The Flying Trunk by Hans Christian Anderson

trunk detail by genericavatar on flickrThe son of a wealthy merchant squanders his inheritance. His friends abandon him. One leaves him a trunk with the note, “pack up.”

But the trunk is enchanted and carries the young man to the roof of a far off tower. Inside lives a princess hidden from the world in fear of the prophecy that “she will be very unhappy about a lover”.

The young man charms the princess with tall tales of adventure. He impresses the King and Queen with claims of magical powers and charms them with an improvised tale of matches who pretend to greatness as they flame and die lighting the kitchen stove.

The king and queen offer their daughter in marriage. In celebration the aspiring prince flies into the night sky showering the town with fireworks.

The next morning, he discovers embers have burned his trunk to ashes. Ruined, he flees the town and abandons the princess.

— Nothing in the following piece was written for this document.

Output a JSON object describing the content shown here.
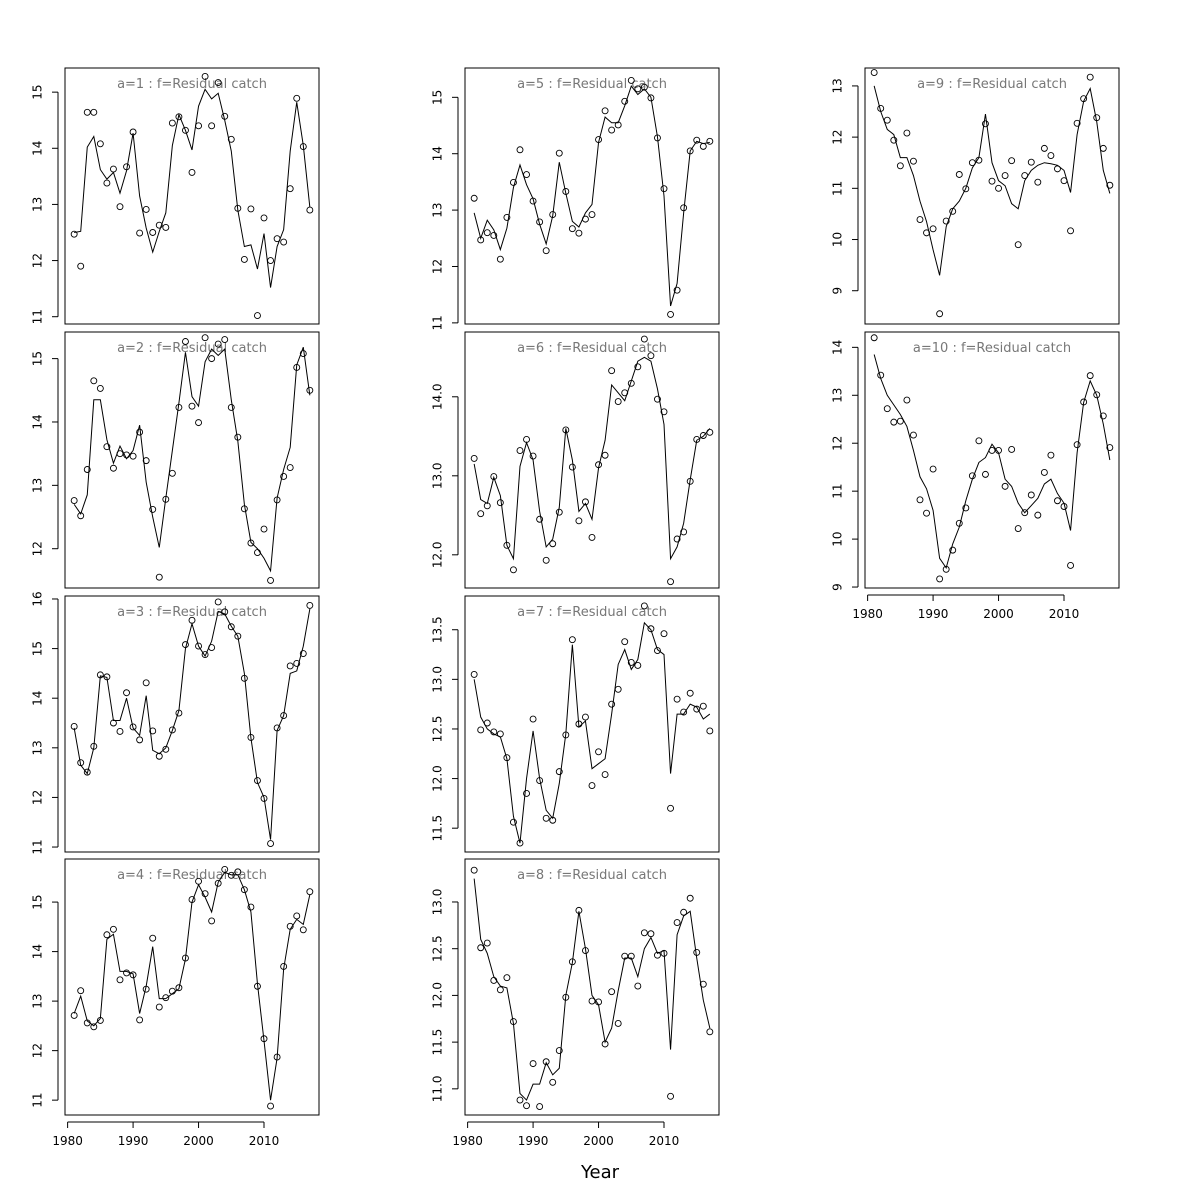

“she stood all day on the roof waiting for him, and most likely she is waiting there still; while he wanders through the world telling fairy tales, but none of them so amusing as the one he related about the matches.”

Both the innocent and clever live in misery and mediocrity.

The Flying TrunkDespite and because of her parent’s actions, the princes, meets her fate.

The merchant’s son, a flawed person, becomes a flawed artist forever repeating his mistakes and falling short of first creative effort. He is a fairy tale character who invents a cautionary tale which describes himself.